Journal Club: Cancer Biology

Contributor
Graduate Division

Presentation: “Multiple Roads to Cancer Immortality”

Presenter: Brad Stohr, MD, PhD

Paper: Hu J., et al. Antitelomerase therapy provokes ALT and mitochondrial adaptive mechanisms in cancer. Cell. 2012 Feb 17;148(4):651-63.

In a nutshell:

Cancer is largely a game of chance.  Cells become cancerous when they acquire certain mutations, and the probability of acquiring these mutations rises with the number of cell divisions, which increases with age.  This is why cancer is more prevalent among older people.

Our cells, however, have developed a number of ways to deal with the mutations that arise from our mistake-prone DNA replication machinery. They have multiple DNA repair mechanisms, for instance, and they have telomeres to protect the ends of chromosomes.

This is where our replication machinery blunders the most, each time failing to copy a small portion of our genetic material at the ends.  Our telomeres shorten over time as a result, sacrificing themselves for the more important genes.  When telomeres become too short, our aged cells reach a point called crisis, and they either die or become senescent, which is suggested to be a permanently non-dividing state.

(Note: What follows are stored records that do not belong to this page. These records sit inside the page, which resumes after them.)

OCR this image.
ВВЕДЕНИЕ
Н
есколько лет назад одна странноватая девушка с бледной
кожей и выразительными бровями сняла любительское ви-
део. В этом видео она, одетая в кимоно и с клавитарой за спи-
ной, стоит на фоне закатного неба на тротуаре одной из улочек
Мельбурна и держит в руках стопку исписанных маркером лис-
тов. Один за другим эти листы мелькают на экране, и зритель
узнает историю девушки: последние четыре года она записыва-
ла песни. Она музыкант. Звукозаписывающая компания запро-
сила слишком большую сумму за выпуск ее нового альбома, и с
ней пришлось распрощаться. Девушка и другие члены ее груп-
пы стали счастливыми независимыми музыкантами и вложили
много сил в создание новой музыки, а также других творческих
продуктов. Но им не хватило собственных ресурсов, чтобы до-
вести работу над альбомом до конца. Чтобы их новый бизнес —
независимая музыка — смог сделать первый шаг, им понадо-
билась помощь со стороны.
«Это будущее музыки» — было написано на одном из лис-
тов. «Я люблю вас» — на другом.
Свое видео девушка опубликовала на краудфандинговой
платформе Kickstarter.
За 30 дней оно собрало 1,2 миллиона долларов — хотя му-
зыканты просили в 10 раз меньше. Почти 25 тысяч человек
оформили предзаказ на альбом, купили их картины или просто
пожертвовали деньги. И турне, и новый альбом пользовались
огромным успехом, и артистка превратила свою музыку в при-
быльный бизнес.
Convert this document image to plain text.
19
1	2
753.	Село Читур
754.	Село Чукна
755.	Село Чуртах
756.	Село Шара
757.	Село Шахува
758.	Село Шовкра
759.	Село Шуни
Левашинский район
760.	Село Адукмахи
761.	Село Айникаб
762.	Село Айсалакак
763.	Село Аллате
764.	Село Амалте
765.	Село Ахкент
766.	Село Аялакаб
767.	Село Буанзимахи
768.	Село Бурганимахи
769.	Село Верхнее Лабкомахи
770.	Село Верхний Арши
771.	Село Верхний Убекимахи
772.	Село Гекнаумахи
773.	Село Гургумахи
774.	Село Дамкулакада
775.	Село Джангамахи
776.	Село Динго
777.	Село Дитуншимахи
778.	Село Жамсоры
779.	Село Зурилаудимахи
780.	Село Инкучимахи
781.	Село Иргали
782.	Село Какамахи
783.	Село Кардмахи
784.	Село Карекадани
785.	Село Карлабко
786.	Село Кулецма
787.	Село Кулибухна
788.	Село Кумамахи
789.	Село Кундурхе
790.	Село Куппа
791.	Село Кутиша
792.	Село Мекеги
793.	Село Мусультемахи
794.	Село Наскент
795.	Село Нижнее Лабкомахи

Telomerase is an enzyme that adds a bit of DNA sequence back onto the ends of telomeres to keep them from shortening too quickly.  Telomerase is more active in stem cells and rapidly or regularly dividing adult cells, such as those in the gut or immune system.  Increasing telomerase activity in adult cells can also potentially lead to cancer, as it can allow the cells to escape senescence indefinitely and become immortal.

In this paper, the authors found that reactivating telomerase indeed promoted tumorigenesis.   Mice with short telomeres and reactivated telomerase had more tumors and tumors that were more aggressive. (Specifically, if telomerase was reactivated in tumors, it could promote increased malignancy.)

The authors then maintained telomerase loss over several generations, which they described as genetic extinction of telomerase. This initially inhibited tumor growth, reinforcing the idea that telomerase can promote the development of cancer. But alas, cancer cells are pretty smart and manage to evade just about anything given enough time.

So eventually, over subsequent generations of mice, the authors saw a re-emergence of tumor growth.  They determined that these cancer cells without telomerase had developed another survival mechanism, called alternative lengthening of telomeres (ALT), which is similar to normal DNA repair mechanisms.  More importantly for us, ALT appears to be a mechanism used by some human cancers, hinting at another possible therapeutic approach.